Mendengar berita itu, aku hanya terdiam seribu bahasa. Sebenarnya, sama sekali tidak ada urusanku dengan lelaki itu. Tetapi terasa aneh bagiku ketika aku telah mengulang kisahnya sebelum aku tidur tadi malam di atas kursi rotan buatan tangannya. Jadinya, aku merasa takut dengan hebatnya. Apakah gerangan ini? Namun, ketakutanku itu kusembunyikan dari saudara Romel.

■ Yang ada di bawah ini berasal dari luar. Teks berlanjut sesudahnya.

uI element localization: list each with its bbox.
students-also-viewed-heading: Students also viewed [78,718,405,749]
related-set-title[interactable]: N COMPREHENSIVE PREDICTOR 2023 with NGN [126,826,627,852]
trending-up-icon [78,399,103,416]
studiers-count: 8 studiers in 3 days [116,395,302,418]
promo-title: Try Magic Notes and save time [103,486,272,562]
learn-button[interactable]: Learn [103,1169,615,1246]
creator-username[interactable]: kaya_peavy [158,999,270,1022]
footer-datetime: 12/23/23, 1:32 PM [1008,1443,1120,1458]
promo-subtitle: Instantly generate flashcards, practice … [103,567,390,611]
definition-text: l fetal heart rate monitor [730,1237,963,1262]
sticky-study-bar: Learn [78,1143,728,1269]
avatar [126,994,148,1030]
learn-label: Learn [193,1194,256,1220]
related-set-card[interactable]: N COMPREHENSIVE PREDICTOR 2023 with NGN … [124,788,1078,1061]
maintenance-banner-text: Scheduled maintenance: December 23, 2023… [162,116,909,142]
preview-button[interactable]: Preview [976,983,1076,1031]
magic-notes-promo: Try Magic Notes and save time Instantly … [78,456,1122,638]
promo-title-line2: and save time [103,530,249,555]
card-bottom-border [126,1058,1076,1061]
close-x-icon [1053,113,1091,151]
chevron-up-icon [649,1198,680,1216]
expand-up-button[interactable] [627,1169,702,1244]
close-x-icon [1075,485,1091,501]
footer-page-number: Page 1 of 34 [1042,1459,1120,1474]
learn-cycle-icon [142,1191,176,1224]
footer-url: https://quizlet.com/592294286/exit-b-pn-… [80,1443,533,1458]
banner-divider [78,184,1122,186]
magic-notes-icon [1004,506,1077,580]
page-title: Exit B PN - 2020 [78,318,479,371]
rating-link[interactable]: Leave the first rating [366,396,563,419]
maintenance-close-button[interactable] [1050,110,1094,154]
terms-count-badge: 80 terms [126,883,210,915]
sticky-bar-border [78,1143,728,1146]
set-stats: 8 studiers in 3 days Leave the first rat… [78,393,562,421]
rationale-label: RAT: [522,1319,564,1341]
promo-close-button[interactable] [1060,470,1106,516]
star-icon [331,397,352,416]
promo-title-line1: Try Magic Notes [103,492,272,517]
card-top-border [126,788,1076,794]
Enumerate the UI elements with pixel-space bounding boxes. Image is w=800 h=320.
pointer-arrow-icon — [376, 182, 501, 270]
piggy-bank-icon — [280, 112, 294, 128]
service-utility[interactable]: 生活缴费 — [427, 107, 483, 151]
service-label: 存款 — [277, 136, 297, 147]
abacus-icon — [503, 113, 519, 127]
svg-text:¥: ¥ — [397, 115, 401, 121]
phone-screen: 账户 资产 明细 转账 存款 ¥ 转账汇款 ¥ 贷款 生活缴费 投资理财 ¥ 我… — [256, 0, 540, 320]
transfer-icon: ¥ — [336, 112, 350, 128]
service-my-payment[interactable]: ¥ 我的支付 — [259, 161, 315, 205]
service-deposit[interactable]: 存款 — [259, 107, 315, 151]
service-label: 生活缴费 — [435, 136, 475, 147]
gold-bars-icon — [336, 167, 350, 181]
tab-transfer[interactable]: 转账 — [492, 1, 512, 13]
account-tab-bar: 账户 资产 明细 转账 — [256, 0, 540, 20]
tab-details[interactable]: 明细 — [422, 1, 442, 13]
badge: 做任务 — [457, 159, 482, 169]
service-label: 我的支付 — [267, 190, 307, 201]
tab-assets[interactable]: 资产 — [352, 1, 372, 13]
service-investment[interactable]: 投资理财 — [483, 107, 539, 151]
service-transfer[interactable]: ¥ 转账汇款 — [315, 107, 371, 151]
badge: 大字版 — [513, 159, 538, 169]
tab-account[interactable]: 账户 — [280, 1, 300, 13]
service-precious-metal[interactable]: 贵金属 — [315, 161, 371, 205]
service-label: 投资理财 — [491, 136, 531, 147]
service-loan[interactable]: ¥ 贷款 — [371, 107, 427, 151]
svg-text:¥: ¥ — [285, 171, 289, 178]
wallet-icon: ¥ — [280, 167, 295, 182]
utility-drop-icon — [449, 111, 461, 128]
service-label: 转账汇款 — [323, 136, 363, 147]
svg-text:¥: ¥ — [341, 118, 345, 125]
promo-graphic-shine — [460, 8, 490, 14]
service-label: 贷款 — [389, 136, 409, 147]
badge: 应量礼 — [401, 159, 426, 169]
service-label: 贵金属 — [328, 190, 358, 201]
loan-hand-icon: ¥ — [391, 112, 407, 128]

Pagi yang masih sama, aku kembali ke dalam kamar. Walaupun tubuhku sedikit bergetar ketakutan, namun di dalam kisah lelaki itu aku menyadari secepat kilat bahwa memang tidak hal yang perlu disombongkan di dunia ini, sebab semuanya hanya berupa mimpi yang terkadang tidak bisa dimengerti. Aku segera berlutut dan berdoa di depan Salib Yesus yang terpampang di dinding kamarmu. Aku berdoa bagi lelaki pembuat kursi rotan itu. Semoga Tuhan memberi dia tempat di dalam Surga.
***
Dua hari sesudahnya, nyanyian diselilingi sayup-sayup terdengar dari puncak bukit, memecah keheningan. Sebuah tenda biru memayungi sekelompok orang yang rata-rata berbaju hitam. Gerimis membasahi area pemakaman San Diego Hills, mengiringi kepergian lelaki pembuat kursi rotan itu.